Negligent Hiring of Unfit Employee In California
"In California, an employer can be held liable for negligent hiring if he knows the employee is unfit, or has reason to believe the employee is unfit or fails to use reasonable care to discover the employee's unfitness before hiring him." (Evan F. v. Hughson United Methodist Church (1992) 8 Cal. App. 4th 828, 843 10 Cal. Rptr. 2d 748.)
"The theory of negligent hiring here encompasses the particular risk of molestation by an employee with a history of this specific conduct." (Id. at p. 837.)
Furthermore, there can be no liability for negligent supervision "in the absence of knowledge by the principal that the agent or servant was a person who could not be trusted to act properly without being supervised." (Noble v. Sears, Roebuck & Co. (1973) 33 Cal. App. 3d 654, 664 109 Cal. Rptr. 269, 73 A.L.R.3d 1164.)
The doctrine of respondeat superior is an exception to the general rule that liability follows fault.
Respondeat superior generally imposes liability on an employer when its employee engages in tortious conduct while acting within the course and scope of employment.

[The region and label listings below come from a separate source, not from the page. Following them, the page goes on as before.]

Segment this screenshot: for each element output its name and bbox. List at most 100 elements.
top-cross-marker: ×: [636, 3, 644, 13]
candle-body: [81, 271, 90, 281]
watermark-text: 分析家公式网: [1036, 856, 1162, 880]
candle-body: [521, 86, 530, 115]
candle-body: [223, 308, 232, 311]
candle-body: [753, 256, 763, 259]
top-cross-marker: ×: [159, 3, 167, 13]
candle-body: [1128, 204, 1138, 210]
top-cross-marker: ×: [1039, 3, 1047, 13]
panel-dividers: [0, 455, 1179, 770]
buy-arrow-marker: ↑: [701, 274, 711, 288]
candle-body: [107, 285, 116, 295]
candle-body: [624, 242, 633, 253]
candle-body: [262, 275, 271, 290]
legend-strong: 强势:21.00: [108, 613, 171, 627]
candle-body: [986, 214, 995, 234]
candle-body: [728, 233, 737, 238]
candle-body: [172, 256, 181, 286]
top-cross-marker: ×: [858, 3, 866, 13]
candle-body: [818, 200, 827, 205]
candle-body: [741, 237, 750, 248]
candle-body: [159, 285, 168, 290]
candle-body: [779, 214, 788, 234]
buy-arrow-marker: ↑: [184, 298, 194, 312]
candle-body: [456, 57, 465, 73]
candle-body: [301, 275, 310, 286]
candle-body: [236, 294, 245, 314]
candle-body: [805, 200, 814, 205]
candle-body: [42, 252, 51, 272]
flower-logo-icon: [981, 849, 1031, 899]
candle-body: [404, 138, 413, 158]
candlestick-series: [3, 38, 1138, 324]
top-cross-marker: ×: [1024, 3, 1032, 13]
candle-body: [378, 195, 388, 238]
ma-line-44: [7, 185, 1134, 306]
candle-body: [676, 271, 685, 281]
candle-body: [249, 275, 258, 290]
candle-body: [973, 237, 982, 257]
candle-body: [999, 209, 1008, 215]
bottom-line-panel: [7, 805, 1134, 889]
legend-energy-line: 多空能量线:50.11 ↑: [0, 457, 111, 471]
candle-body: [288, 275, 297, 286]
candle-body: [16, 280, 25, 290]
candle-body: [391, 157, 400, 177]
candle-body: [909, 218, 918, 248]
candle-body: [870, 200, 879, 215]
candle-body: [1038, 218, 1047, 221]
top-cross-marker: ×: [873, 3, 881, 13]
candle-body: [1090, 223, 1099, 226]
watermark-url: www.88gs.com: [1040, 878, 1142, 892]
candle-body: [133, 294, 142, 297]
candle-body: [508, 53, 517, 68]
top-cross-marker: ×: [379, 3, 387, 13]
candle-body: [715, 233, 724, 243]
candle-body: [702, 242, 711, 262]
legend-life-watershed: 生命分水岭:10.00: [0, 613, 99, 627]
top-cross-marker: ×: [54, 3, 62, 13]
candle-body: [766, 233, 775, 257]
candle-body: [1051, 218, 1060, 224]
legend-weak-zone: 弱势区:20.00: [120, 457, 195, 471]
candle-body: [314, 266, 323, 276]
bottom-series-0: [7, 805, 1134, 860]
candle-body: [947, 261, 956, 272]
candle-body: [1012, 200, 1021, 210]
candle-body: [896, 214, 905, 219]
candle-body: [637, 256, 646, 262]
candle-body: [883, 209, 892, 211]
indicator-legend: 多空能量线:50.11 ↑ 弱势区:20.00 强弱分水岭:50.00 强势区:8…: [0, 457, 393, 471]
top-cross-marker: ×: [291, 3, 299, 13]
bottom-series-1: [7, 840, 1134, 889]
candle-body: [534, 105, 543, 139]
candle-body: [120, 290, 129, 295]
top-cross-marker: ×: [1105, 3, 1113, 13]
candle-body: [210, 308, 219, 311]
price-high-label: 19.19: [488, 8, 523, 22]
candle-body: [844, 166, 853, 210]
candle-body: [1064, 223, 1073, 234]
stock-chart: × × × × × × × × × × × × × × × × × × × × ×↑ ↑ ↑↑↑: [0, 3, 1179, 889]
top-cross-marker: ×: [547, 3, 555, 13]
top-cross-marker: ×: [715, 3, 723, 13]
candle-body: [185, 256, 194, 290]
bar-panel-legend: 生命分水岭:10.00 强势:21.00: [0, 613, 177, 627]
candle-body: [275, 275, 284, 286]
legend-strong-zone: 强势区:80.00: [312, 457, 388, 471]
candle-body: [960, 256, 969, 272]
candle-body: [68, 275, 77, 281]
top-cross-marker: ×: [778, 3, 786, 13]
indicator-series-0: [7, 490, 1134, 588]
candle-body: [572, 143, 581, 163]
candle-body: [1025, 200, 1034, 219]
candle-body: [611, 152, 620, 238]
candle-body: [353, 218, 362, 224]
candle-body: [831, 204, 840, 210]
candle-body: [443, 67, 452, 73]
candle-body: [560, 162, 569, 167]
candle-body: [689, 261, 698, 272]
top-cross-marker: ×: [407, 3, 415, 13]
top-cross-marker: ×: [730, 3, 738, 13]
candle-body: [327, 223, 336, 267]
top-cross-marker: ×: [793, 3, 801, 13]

In such cases, the faultless employer may be held vicariously liable for the employee's actions on the theory that it would be unjust for an enterprise to disclaim responsibility for injuries occurring in the course of its characteristic activities. (Mary M. v. City of Los Angeles (1991) 54 Cal. 3d 202, 208 285 Cal. Rptr. 99, 814 P.2d 1341.)
The employer's liability thus extends beyond the employer's actual or possible control of the employee to include risks inherent in or created by the enterprise. (Perez v. Van Groningen & Sons, Inc. (1986) 41 Cal. 3d 962, 967 227 Cal. Rptr. 106, 719 P.2d 676.)
It follows, in part, that a plaintiff seeking to impose liability on a theory of respondeat superior must show that the employee's tortious conduct was committed within the course and scope of employment. (Mary M. v. City of Los Angeles, supra, 54 Cal. 3d at p. 209.)